Earlier on Monday afternoon, head of football Graham Annesley said the NRL's letter to clubs was not because two players – Averillo and Eels prop Stefano Utoikamanu – had inadvertently been caught up in the COVID-19 biosecurity measures.
Rather it was the deteriorating situation in Victoria, in tandem with clusters now popping up in NSW.
Annesley said while restrictions on players were loosened a couple of weeks ago, allowing them to go to cafes, the beach, play golf, have friends over to their homes, the NRL would re-impose stiffer measures "if the situation requires it".

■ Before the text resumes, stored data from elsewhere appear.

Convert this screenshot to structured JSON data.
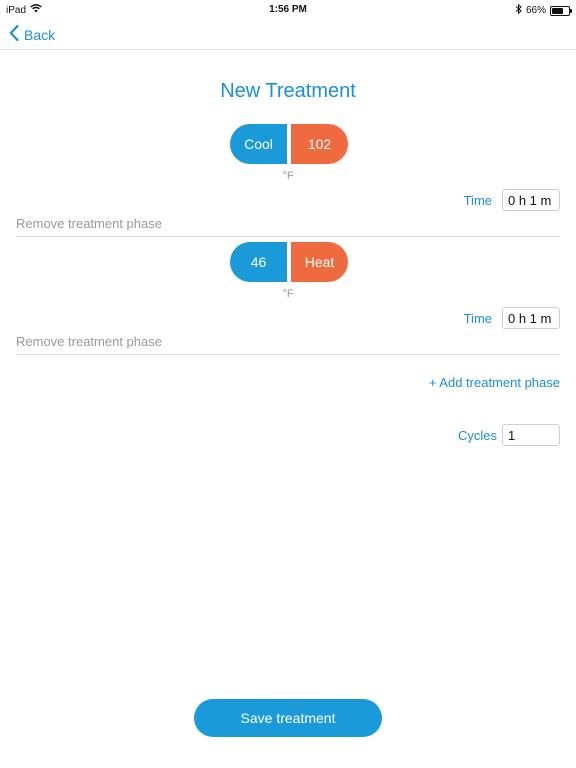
{
  "status_bar": {
    "device": "iPad",
    "time": "1:56 PM",
    "battery": "66%",
    "battery_level": 0.66
  },
  "nav": {
    "back_label": "Back"
  },
  "page": {
    "title": "New Treatment"
  },
  "phases": [
    {
      "left_label": "Cool",
      "right_label": "102",
      "unit": "°F",
      "time_label": "Time",
      "time_value": "0 h 1 m",
      "remove_label": "Remove treatment phase"
    },
    {
      "left_label": "46",
      "right_label": "Heat",
      "unit": "°F",
      "time_label": "Time",
      "time_value": "0 h 1 m",
      "remove_label": "Remove treatment phase"
    }
  ],
  "add_phase_label": "+ Add treatment phase",
  "cycles": {
    "label": "Cycles",
    "value": "1"
  },
  "save_label": "Save treatment",
  "colors": {
    "accent_blue": "#1a8fd6",
    "cool_blue": "#1a9ad8",
    "heat_orange": "#f06a3f"
  }
}
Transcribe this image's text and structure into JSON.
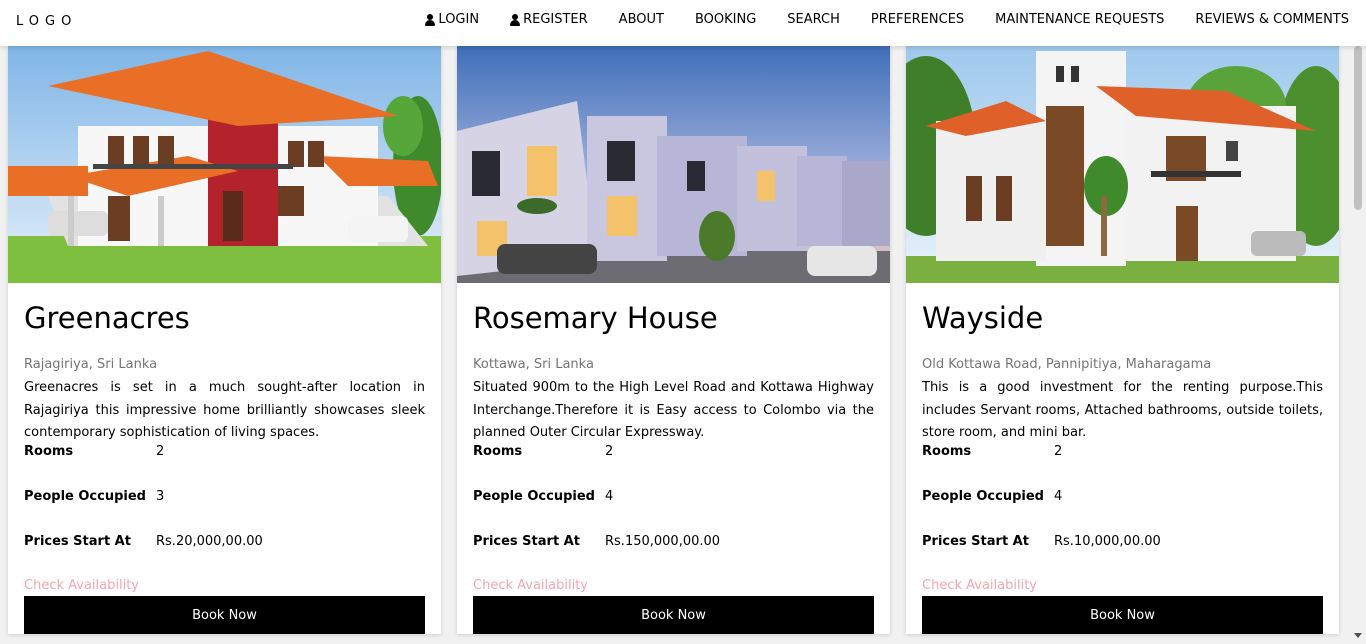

"Because of the developing situation in Victoria, in particular, and some of the recent cases that have come up in NSW, there was a fairly extensive note – audited by our [medical] experts – going out to all clubs today to remind them of how serious the situation still is," Annesley said at his weekly Monday media conference.
"At this stage there's no need to re-impose those (bio-security measures) that were loosened but it's an ongoing situation. We act entirely on their advice and if we have to re-impose tougher conditions then we'll do that."
Averillo, 19, lives with his parents, who dined at the Crossroads Hotel in Casula, south-western Sydney.
NSW Health authorities have asked for anyone having a meal at the hotel from July 3 to come forward for testing. Averillo did not go to the hotel but has been stood down from Bulldogs training and other club duties.
The Averillos have isolated themselves and that mandated fortnight ends this Sunday. The family will be tested again.
Utoikamanu broke biosecurity measures when he hugged a group of relatives after the Eels' 10-4 win over the Knights on Sunday, as he had made his NRL debut in the last minute of that game at McDonald Jones Stadium.
All three players are now on what Annesley term "COVID hold". By this weekend the NRL will know more about the Averillos' case.
Graham Annesley weekly football briefing - Round 9
"After that if they test negatively everything should be OK there," Annesley said.
"With the other case everything is on hold until further discussion with our experts tonight [Monday] in our Zoom call with them.
"Everyone must realise that this is a situation that needs constant compliance.
"If we don't comply and we get any kind of infection within the NRL individual bubbles then that poses a threat to the NRL competition."